Pyrolysis – definition
Pyrolysis is a thermochemical treatment, which can be applied to any organic (carbon-based) product. It can be done on pure products as well as mixtures. In this treatment, material is exposed to high temperature, and in the absence of oxygen goes through chemical and physical separation into different molecules. The decomposition takes place thanks to the limited thermal stability of chemical bonds of materials, which allows them to be disintegrated by using the heat.
Thermal decomposition leads to the formation of new molecules. This allows to receive products with a different, often more superior character than original residue. Thanks to this feature, pyrolysis becomes increasingly important process for today industry – as it allows to bring far greater value to common materials and waste.

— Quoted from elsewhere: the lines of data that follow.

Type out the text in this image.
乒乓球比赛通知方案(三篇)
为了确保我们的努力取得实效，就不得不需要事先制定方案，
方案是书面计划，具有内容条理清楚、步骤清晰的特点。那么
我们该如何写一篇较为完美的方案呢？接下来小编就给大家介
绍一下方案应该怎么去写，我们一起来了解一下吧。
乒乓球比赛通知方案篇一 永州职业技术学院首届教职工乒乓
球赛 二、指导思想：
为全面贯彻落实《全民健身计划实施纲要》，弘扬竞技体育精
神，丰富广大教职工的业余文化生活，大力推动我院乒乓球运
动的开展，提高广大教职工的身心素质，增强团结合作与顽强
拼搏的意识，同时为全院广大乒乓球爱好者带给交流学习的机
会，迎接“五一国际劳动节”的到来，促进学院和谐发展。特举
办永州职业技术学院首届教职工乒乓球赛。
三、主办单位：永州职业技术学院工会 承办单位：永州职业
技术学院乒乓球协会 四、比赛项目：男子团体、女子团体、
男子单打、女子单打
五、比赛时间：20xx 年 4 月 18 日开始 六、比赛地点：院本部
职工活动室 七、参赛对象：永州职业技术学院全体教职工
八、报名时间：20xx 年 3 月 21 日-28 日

Pyrolysis is frequently associated with thermal treatment. But in contrary to combustion and gasifications processes, which involve entire or partial oxidation of material, pyrolysis bases on heating in the absence of air. This makes it mostly endothermic process that ensure high energy content in the products received.
Pyrolysis products always produce solid (charcoal, biochar), liquid and non-condensable gases (H2, CH4, CO, CO2, CnHm). As the liquid phase is extracted from pyrolysis gas only during it’s cooling down, in some applications, these two streams can be used together when providing hot syngas directly to the burner or oxidation chamber.
What influences pyrolysis process results?
- treated material composition – each of the major constituents of biomass and waste feature different temperatures of thermal decomposition, which means they contribute to the results of process in different way. Due to high diversity of material compositions, it is recommended to perform a pilot tests to forecast the pyrolysis process performance in most accurate way.
- temperature of process – temperature has a major influence on the treatment results. Higher temperatures of pyrolysis provide greater quantity of non-condensable gases (syngas, synthetic gas), while lower temperatures favour the production of high quality solid product (charcoal, bio-coal, torrefied fuels). Temperature is a factor fully controllable in Biogreen® process thanks to electrically heated screw conveyor that allows precise setup of treatment conditions.
- residence time of material in the pyrolysis chamber – residence time influences the degree of thermal conversion of received solid product. Residence time can be precisely controlled in Biogreen® process by changing the rotation speed of screw conveyor (Spirajoule®) transporting material along the reactor.
- particle size and physical structure – it influences the speed in which material is subjected to pyrolysis. In general, lower particle size materials are quicker affected by the thermal decomposition, which can result in different yields.